Başka ülkelere seyahat ettiğimde bana ilk yöneltilen sorulardan biri şu: “Amerika’da Ramazan nasıl bir şey?” Her yerdeki Müslümanlar için olduğu gibi Amerikalı Müslümanlar için de Ramazan, oruç tutarak, tefekkür ederek ve dua ile hayır işlerini artırarak Allah’a yeniden bağlanma zamanıdır.
İslam merkezlerinin çoğu ziyaretleri ve ibadeti kolaylaştırmak için kapılarını ay boyunca her saat açık tutar. Camilerde sıklıkla dersler de düzenlenir; yani yukarıda bahsedilen faaliyetlerin yanında inançla ilgili entelektüel ilgiyi de yeniden canlandırmak için fırsatlar sunulur.
İslam merkezlerini çok sayıda misafir ziyaret eder. Yakın zamanda İslam dinini seçenlerin aile fertleri bu kişilere eşlik eder, iş arkadaşları birbirleriyle yemeklerini paylaşır ve misafirler; üniversitelerle, okullarla ve diğer dini kurumlarla eşgüdüm içinde bu ayın sunduğu yiyecekleri ve ruhani nimetleri deneyimlemeye davet edilir. Sivil ve siyasi liderler çoğu zaman bu merkezleri ziyaret ederek Amerikalı Müslümanların sağladığı önemli katkıları tasdik eder.

Camilerin çoğu, oruçların açıldığı iftar yemeklerine ev sahipliği yapar. Sadece Amerikan mutfağına ait yemeklerden Güneydoğu Asya’ya, Arap ülkelerine, Afrika’ya ve Avrupa’ya uzanan seçeneklere kadar menüde her şeyi bulabilirsiniz. Bu, yemek yemeyi sevenlerin rüyalarını süsleyecek bir çeşitlilik. Genellikle eğitimli bir Kuran hafızı tarafından önderliğinde nafile ibadetler edilir ve cemaat yalnızca bu mukaddes aya ait olan ruhsal bir yükseliş yaşar.
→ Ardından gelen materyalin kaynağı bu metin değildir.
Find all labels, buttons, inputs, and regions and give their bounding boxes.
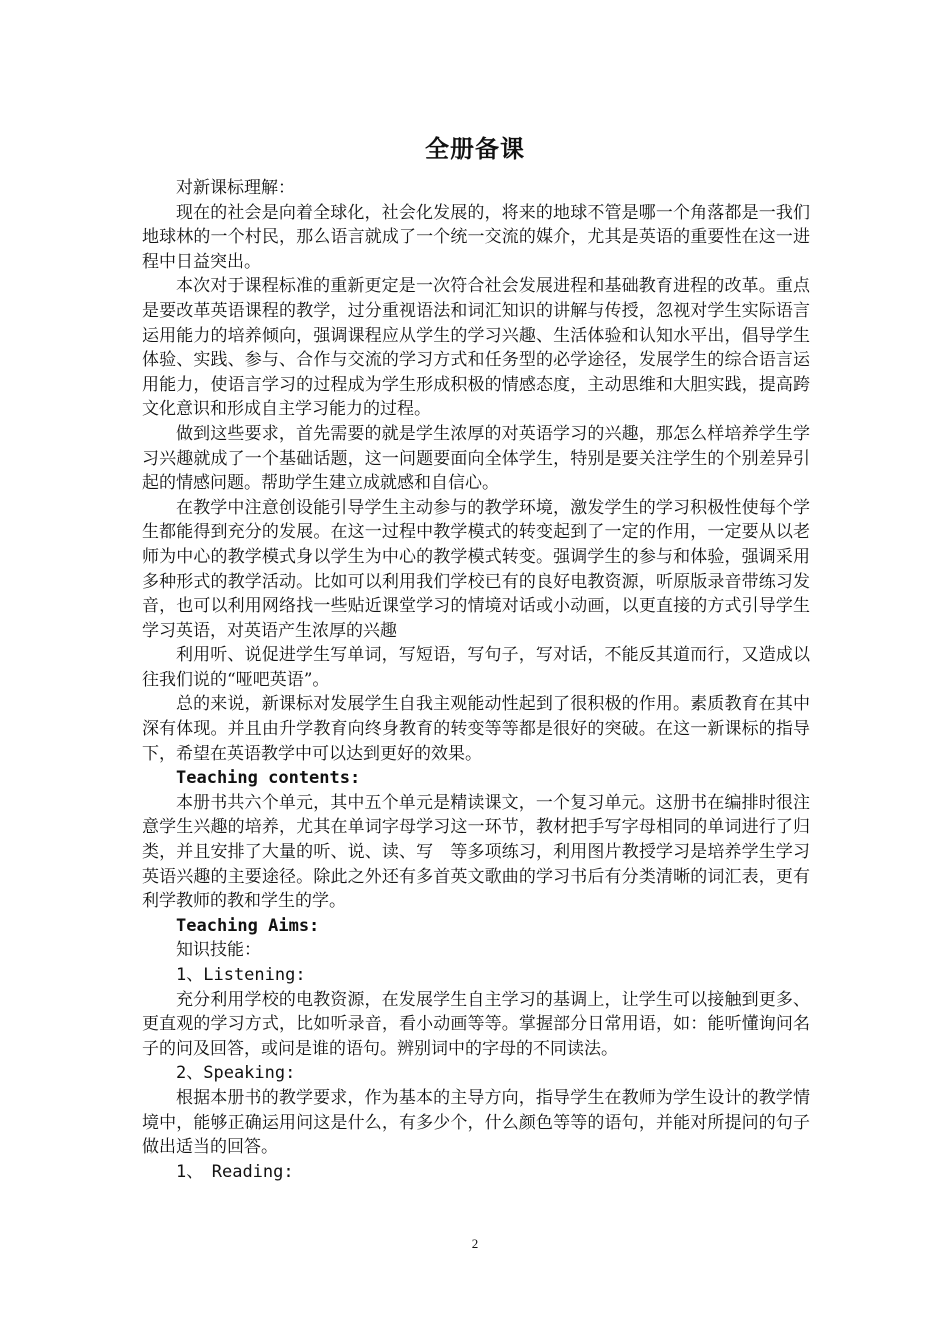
knowledge-skills-label: 知识技能：: [176, 940, 261, 961]
teaching-aims-heading: Teaching Aims:: [176, 915, 320, 936]
paragraph: 总的来说，新课标对发展学生自我主观能动性起到了很积极的作用。素质教育在其中深有体现。并且由升学教育向终身教育的转变等等都是很好的突破。在这一新课标的指导下，希望在英语教学中可以达到更好的效果。: [142, 694, 810, 764]
paragraph: 现在的社会是向着全球化，社会化发展的，将来的地球不管是哪一个角落都是一我们地球林的一个村民，那么语言就成了一个统一交流的媒介，尤其是英语的重要性在这一进程中日益突出。: [142, 202, 810, 272]
paragraph: 利用听、说促进学生写单词，写短语，写句子，写对话，不能反其道而行，又造成以往我们说的“哑吧英语”。: [142, 645, 810, 690]
page-title: 全册备课: [425, 135, 525, 163]
reading-heading: 1、 Reading:: [176, 1161, 294, 1182]
paragraph: 在教学中注意创设能引导学生主动参与的教学环境，激发学生的学习积极性使每个学生都能得到充分的发展。在这一过程中教学模式的转变起到了一定的作用，一定要从以老师为中心的教学模式身以学生为中心的教学模式转变。强调学生的参与和体验，强调采用多种形式的教学活动。比如可以利用我们学校已有的良好电教资源，听原版录音带练习发音，也可以利用网络找一些贴近课堂学习的情境对话或小动画，以更直接的方式引导学生学习英语，对英语产生浓厚的兴趣: [142, 497, 810, 641]
speaking-heading: 2、Speaking:: [176, 1063, 296, 1084]
paragraph: 本次对于课程标准的重新更定是一次符合社会发展进程和基础教育进程的改革。重点是要改革英语课程的教学，过分重视语法和词汇知识的讲解与传授，忽视对学生实际语言运用能力的培养倾向，强调课程应从学生的学习兴趣、生活体验和认知水平出，倡导学生体验、实践、参与、合作与交流的学习方式和任务型的必学途径，发展学生的综合语言运用能力，使语言学习的过程成为学生形成积极的情感态度，主动思维和大胆实践，提高跨文化意识和形成自主学习能力的过程。: [142, 276, 810, 420]
teaching-contents-text: 本册书共六个单元，其中五个单元是精读课文，一个复习单元。这册书在编排时很注意学生兴趣的培养，尤其在单词字母学习这一环节，教材把手写字母相同的单词进行了归类，并且安排了大量的听、说、读、写 等多项练习，利用图片教授学习是培养学生学习英语兴趣的主要途径。除此之外还有多首英文歌曲的学习书后有分类清晰的词汇表，更有利学教师的教和学生的学。: [142, 792, 810, 912]
page-number: 2: [471, 1236, 479, 1251]
teaching-contents-heading: Teaching contents:: [176, 768, 361, 789]
listening-heading: 1、Listening:: [176, 965, 306, 985]
paragraph: 做到这些要求，首先需要的就是学生浓厚的对英语学习的兴趣，那怎么样培养学生学习兴趣就成了一个基础话题，这一问题要面向全体学生，特别是要关注学生的个别差异引起的情感问题。帮助学生建立成就感和自信心。: [142, 423, 810, 494]
document-body: [142, 176, 810, 1184]
section-label-curriculum: 对新课标理解：: [176, 178, 295, 198]
listening-text: 充分利用学校的电教资源，在发展学生自主学习的基调上，让学生可以接触到更多、更直观的学习方式，比如听录音，看小动画等等。掌握部分日常用语，如：能听懂询问名子的问及回答，或问是谁的语句。辨别词中的字母的不同读法。: [142, 989, 810, 1059]
speaking-text: 根据本册书的教学要求，作为基本的主导方向，指导学生在教师为学生设计的教学情境中，能够正确运用问这是什么，有多少个，什么颜色等等的语句，并能对所提问的句子做出适当的回答。: [142, 1087, 810, 1158]
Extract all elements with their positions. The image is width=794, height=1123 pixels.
Amerika’da Ramazan, kişisel sorumluluk ile toplum ve onurluluk bilincini bir araya getirir. Ramazan, diğer ülkelerde olduğu gibi, burada da eşsizdir ve mideler boş kalırken kalplerin dolduğu bir zamandır.
Bu makalenin yazarı imam Suhaib Webb, geçtiğimiz dönemde Boston Kültür Merkezi İslam Topluluğu’nda ilim insanı olarak görev yapmış olan Washington merkezli bir ilim insanıdır.